According to official Catholic Church statistics, the total number of Catholic marriages (-28.4%), baptisms (-19.1%), confirmations (-35.3%), as well as priests (-26.1%), and religious sisters (-23.4%), has continued to fall between 1996 and 2006.

Statistics compiled by the traditionalist Catholic group Paix Liturgique show that the decline is sharpest in the most doctrinally “liberal” dioceses with regard to priests and future ordinations. Due to the critical shortage of vocations to the priesthood, it is estimated that up to a third of the dioceses of the Catholic Church in France - some dating to the second century AD - will be forced to close or amalgamate by 2025.

In November last year, Paix Liturgique reported that only 9000 priests are serving the Catholic faithful in France. In 1990, the total number of ordinations in the country was 90. Paris had 10, with two for a local independent religious order. Seven are predicted for 2010, and four for 2011.
There are fewer than 750 seminarians currently studying for the priesthood, with about a hundred of these being for religious orders, not dioceses. The diocese of Pamiers, Belfort, Agen and Perpignan have no seminarians. The drop in vocations to the priesthood will result, the group said, in at least one third of French dioceses either effectively ceasing to exist or being forced to amalgamate over the next 15 years.

But in small pockets where traditional liturgical practice, combined with traditional moral doctrine, is encouraged, French Catholicism is flourishing. Two years ago, Pope Benedict issued the document “Summorum Pontificum,” allowing the use of the pre-Vatican II Mass in Latin. Despite it remaining a “taboo” subject to the liberal faction of the French episcopate, the older rite, what is now being called the Extraordinary Form, is acting as a catalyst for growth in the few areas where it has been accepted by bishops.

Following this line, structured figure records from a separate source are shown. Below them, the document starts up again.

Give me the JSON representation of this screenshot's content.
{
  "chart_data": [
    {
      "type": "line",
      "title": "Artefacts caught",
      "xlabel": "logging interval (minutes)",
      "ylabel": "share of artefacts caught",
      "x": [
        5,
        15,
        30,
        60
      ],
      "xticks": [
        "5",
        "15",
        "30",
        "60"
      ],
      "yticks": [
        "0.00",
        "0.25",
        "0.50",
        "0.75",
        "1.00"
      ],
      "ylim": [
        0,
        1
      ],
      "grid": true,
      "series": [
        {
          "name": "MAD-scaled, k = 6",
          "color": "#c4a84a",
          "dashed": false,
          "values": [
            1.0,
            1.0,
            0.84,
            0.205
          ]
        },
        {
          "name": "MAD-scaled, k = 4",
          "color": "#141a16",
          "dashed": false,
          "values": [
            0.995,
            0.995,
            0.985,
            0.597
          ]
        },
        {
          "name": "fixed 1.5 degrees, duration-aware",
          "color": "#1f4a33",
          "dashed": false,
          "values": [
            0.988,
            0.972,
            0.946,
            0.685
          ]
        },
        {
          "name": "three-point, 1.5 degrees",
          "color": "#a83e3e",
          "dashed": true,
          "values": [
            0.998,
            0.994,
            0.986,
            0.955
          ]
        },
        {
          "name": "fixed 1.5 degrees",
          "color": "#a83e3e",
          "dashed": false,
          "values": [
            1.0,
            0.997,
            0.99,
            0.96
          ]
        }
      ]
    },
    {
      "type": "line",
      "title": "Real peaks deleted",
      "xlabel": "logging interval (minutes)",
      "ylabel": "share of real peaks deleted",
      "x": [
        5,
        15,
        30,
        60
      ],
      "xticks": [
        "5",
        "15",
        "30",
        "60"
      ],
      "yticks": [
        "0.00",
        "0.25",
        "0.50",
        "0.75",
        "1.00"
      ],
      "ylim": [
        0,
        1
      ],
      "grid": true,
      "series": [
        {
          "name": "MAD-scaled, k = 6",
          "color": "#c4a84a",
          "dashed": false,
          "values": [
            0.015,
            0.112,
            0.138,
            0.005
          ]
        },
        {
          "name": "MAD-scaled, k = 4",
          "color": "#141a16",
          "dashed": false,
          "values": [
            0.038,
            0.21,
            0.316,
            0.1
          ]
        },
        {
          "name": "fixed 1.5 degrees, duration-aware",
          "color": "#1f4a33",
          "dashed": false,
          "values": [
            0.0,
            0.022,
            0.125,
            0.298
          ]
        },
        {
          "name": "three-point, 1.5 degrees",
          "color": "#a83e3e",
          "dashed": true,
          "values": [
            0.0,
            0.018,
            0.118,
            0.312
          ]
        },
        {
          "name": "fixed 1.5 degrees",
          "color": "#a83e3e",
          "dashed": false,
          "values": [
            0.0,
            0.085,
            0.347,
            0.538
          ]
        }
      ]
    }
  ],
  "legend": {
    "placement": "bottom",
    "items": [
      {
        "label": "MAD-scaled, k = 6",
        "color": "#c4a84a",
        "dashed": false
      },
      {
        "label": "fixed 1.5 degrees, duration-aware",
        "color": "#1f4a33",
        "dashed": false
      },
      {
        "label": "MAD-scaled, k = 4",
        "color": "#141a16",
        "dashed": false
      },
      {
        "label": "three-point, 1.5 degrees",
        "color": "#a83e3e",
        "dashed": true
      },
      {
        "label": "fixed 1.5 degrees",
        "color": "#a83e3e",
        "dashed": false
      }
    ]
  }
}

More than 14 per cent of ordinations in France were for the Extraordinary Form in 2009, according to Paix Liturgique, with 15 French priests ordained for it. Almost 20 per cent of seminarians, 160, are destined for the Extraordinary Form. The group notes that if the current trends continue, in a few more years more than a quarter of all French seminarians will be studying for the older form of the liturgy, a rite that naturally selects against doctrinal and moral “liberalism.”

According to a CSA poll taken in September 2008, a third of practicing Catholics in France said they would willingly attend a traditional Mass if it were available.

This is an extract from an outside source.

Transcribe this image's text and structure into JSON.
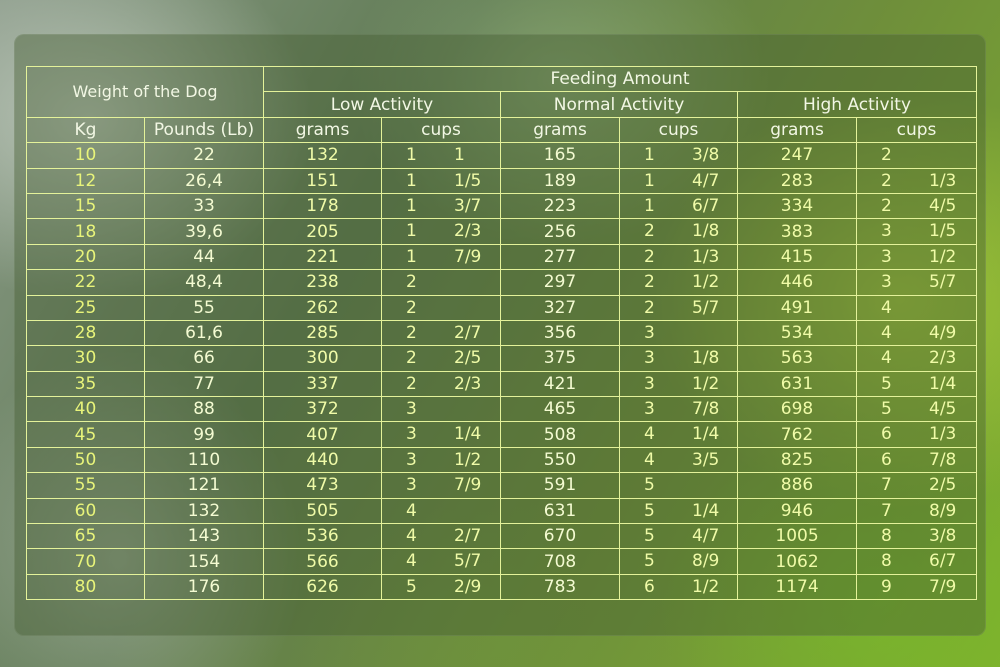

In September, Archbishop Dominique Rey of the southern diocese of Fréjus-Toulon, ordained two priests to his diocese in what is now being called the “Extraordinary Form.”
This move, though heavily criticized by many in the liberal factions of the French Church, followed the ordination of 14 priests and 11 deacons in the newer “Novus Ordo” form in June, demonstrating that the two forms can live side by side.

Paix Liturgique reports that the diocese of Fréjus-Toulon has about 80 seminarians in the only seminary in the world that trains priests in both the pre-Vatican II and the newer rite.

In July, Paix Liturgique reported significant growth in Mass attendance in areas that have allowed the use of the older form. In addition to the existing 132 “authorized” places of worship and 184 served by the canonically irregular Society of Saint Pius X, an additional 72 new chapels and churches have been allowed for the use of the Extraordinary Form. This represents an increase from 55 per cent in two years, compared to an increase of between 2 and 5 per cent between 1988 and 2007.

Even more unexpectedly, the requests to dioceses from the laity for the celebration of the Extraordinary Form, have also dramatically increased. Paix Liturgique reports that more than 350 groups of French Catholic families have formally requested the older form of the Mass from their dioceses all over France and more than 600 groups have formed to promote the older form and have asked for it informally, making direct requests to parish priests.